Asked for his last name, he said it “didn’t matter,” because he’s far from being the only one in the Ukrainian community living in Italy who had to answer that question – with many of them actually asking it themselves.
“Don’t get me wrong, I understand the need for diplomacy, and I’m a practicing Catholic who’s been coming to the Angelus for quite some time now,” he said. “I know what he has said, and I know that previous popes have been wary when it comes to naming the aggressor.”
“I just couldn’t deal with stupidity from my friends on top of everything else,” he said.
Francis’s mention of Russia followed his denunciation of missiles and bombs falling on civilians, the elderly, children, and pregnant mothers.
“I went to see the wounded children who are here in Rome,” he said, referring to a visit he paid on Saturday to Bambino Gesu hospital, a pediatric institution run by the Vatican in downtown Rome. “One was missing an arm; one had a head injury…innocent children.”
“I think of the millions of Ukrainian refugees who must flee, leaving everything behind, and I feel a great pain for those who do not even have the possibility to escape,” the pope said. “So many grandparents, sick and poor people separated from their own families, so many children and vulnerable people are left to die under the bombs without being able to receive help and find safety even in the air raid shelters.”
All this is inhuman, the pontiff said.
“Indeed, it is also sacrilegious because it goes against the sacredness of human life, especially against defenseless human life, which must be respected and protected, not eliminated, and this comes before any strategy,” he added. “Let us not forget it is inhuman and sacrilegious cruelty!
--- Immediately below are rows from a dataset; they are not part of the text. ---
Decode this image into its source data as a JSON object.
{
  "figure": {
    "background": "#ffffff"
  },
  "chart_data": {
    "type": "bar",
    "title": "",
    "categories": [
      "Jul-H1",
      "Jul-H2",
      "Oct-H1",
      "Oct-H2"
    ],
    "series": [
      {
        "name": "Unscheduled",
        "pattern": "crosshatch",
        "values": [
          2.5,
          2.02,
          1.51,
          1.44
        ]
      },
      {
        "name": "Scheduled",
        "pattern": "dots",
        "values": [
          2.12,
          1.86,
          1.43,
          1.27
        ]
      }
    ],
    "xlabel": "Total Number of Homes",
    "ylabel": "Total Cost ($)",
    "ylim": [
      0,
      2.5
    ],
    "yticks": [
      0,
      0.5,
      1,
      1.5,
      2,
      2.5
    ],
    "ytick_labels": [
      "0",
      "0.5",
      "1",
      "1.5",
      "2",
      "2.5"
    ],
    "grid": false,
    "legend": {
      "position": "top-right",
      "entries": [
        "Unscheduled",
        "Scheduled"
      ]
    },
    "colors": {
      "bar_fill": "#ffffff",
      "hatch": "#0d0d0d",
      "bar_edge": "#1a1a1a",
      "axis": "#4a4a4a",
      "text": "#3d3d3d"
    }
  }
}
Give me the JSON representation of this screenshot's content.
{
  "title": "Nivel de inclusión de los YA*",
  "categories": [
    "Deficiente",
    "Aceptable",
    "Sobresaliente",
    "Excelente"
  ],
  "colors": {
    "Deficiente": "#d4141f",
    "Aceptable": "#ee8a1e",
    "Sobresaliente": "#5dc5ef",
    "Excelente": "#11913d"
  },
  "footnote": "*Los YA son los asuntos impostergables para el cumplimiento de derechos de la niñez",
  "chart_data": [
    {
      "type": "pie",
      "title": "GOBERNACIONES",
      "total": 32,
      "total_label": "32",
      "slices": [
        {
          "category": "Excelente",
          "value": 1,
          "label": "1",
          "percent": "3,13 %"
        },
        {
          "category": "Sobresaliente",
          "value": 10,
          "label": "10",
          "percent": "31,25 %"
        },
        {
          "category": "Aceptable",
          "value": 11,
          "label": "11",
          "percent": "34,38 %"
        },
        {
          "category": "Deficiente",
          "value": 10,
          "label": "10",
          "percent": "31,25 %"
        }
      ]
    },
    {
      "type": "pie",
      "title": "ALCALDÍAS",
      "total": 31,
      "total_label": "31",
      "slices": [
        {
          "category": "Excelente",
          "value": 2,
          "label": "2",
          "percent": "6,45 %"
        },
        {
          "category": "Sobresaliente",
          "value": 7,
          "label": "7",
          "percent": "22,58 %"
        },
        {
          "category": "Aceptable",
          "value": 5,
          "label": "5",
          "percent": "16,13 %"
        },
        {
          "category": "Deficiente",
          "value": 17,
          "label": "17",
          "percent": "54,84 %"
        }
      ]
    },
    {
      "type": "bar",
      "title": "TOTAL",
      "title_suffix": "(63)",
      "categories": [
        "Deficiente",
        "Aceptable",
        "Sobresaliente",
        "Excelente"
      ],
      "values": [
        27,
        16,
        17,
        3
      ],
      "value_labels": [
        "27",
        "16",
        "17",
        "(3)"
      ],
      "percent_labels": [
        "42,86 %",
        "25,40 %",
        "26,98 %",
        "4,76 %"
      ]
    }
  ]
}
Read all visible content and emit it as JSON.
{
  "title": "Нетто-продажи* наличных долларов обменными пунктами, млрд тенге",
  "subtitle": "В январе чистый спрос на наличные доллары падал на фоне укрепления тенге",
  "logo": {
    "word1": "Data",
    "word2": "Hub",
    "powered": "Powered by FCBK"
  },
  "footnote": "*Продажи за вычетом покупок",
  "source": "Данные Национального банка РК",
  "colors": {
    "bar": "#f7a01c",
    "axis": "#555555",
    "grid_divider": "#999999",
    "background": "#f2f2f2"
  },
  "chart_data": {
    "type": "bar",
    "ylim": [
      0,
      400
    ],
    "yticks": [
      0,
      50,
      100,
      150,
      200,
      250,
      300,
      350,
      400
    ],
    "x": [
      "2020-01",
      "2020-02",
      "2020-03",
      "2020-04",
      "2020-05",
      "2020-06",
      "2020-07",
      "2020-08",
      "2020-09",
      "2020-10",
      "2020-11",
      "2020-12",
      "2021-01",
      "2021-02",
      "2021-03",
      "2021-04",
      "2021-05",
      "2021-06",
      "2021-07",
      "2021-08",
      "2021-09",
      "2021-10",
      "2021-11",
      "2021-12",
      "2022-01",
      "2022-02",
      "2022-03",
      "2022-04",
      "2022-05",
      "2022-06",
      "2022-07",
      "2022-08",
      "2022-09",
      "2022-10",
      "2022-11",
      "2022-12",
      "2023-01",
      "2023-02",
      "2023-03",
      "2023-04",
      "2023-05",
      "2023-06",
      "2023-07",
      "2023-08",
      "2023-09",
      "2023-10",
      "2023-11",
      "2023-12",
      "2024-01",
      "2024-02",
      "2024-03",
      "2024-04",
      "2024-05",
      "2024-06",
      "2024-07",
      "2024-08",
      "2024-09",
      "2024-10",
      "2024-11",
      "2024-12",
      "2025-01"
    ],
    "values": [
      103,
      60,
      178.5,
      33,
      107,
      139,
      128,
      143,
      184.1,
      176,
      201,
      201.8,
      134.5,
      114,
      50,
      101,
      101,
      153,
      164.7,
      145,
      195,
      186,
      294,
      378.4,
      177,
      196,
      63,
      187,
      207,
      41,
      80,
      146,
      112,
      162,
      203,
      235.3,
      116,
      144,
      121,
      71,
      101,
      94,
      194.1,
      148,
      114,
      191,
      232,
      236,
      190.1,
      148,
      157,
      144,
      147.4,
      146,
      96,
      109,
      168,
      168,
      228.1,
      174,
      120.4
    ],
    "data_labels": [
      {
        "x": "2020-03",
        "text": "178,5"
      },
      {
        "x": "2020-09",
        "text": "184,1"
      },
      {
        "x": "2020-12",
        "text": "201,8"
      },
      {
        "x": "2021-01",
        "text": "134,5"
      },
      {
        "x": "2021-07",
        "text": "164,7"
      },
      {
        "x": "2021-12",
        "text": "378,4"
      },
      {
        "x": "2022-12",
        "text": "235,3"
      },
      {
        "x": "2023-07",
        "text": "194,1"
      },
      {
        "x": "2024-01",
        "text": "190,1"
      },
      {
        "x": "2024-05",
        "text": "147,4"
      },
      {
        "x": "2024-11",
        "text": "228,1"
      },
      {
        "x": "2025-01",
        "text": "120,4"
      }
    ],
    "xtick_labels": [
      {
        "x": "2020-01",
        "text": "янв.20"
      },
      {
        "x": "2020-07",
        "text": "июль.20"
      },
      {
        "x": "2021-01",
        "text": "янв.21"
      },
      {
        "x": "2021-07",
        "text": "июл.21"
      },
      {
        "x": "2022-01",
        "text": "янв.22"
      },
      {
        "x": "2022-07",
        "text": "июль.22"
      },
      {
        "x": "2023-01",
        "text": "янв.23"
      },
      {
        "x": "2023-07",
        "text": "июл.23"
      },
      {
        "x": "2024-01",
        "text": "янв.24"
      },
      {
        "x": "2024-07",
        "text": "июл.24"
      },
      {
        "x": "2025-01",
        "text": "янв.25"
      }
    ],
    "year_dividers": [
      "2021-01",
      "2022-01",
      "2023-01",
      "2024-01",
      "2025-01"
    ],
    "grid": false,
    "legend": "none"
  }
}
Let us pray in silence for those who are suffering.”
Francis also praised the local Catholic hierarchy, saying that the people “left under the bombs” don’t lack the closeness of their pastors, who in these tragic days are “living the Gospel of charity and fraternity.” He thanked them for their concrete support and witness, offering courageous help to “desperate people.”
“Let us be close to this people; let us embrace them with affection, with concrete commitment and prayer,” he said. “And please, let us not get used to war and violence. Let us not tire of welcoming them with generosity as we are doing now, not only during the emergency, but also in the weeks and months to come.”
The pope’s remarks came as Patriarch Kirill, head of the Russian Orthodox Church, doubled down on his efforts to defend a supernatural reasoning behind the war. After the invasion began, the patriarch lauded military service as “an active manifestation of evangelical love for neighbors.”